WGN’s status as a superstation seen on cable and satellite channels across the country (and beyond), which only added to the Bulls’ popularity.

“We all know the impact GN has had on the Cubs,” Roan said. “If you ask anybody who was managing the Bulls at the time, I think they’d say exactly the same thing [happened with the Bulls]. Being able to watch Jordan and this championship-winning team on cable anywhere in the country and half of North America was really exciting.”

In the early 1990s, WGN Bulls telecasts were available to 33 million households nationwide. The ratings showed that viewers in other cities were watching the Bulls on WGN instead of telecasts of their own teams.

“When I traveled around the country,” said Fred Mitchell, a former reporter for the Chicago Tribune, “all over the world, through WGN, people learned about bulls.”

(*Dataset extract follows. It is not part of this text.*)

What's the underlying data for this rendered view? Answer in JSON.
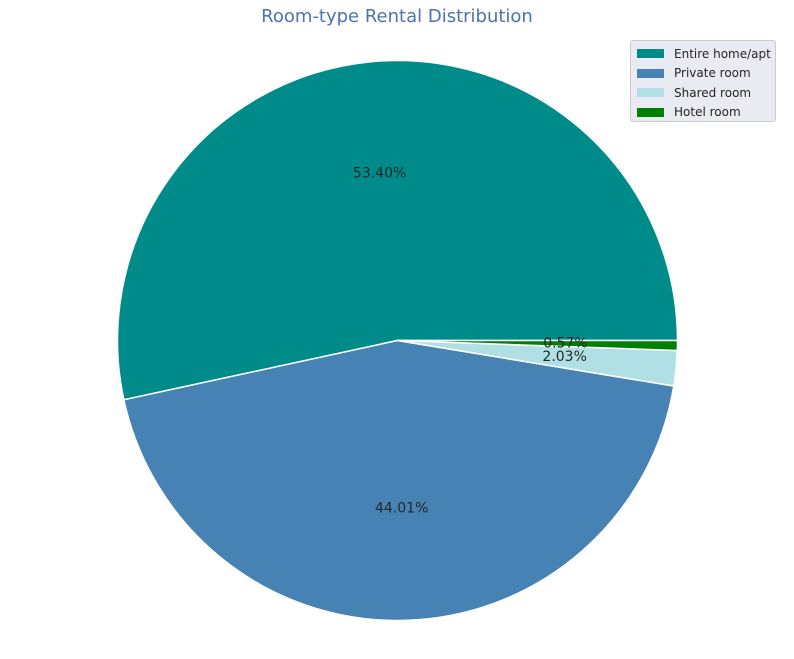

While the Bulls and WGN have enjoyed stunning success, other NBA owners have seen one team — and its broadcast partner — take viewers and money away from everyone else.

“It’s a very clear memory for me,” Roan said. “Commissioner David Stern and I were talking and he said, ‘WGB is my favorite local station and my least favorite cable station!'”

The NBA has tried to limit the number of games that can be shown domestically on super stations. WGN and the Bulls sued the league.

The league argued that it had to protect its lucrative national television deal and the remaining 26 teams in the league. In court documents, the league alleged that by broadcasting the Bulls nationally, WGN was engaged in an “attempt to steal the NBA’s national television revenues.”

“It’s not very often that you have an owner like Jerry Reinsdorf working with a TV channel against the league,” Forwald said. “But that’s exactly what happened in the trial.”

The 7th U.S. Circuit Court of Appeals ruled in favor of the Bulls and WGN, saying the NBA’s attempt to impose the restrictions was an “unlawful restraint of trade.” The WGN franchise was installed and Bulls games on the superstation’s showcase continued.

During the dynasty, WGN produced pool coverage of what has become one of Chicago’s favorite summer events, the Bulls’ six championship rallies.

“Because we do so many distance events,” Forwald said, “whenever a team wins a championship, WGN runs the pool and we broadcast the rally and parade.”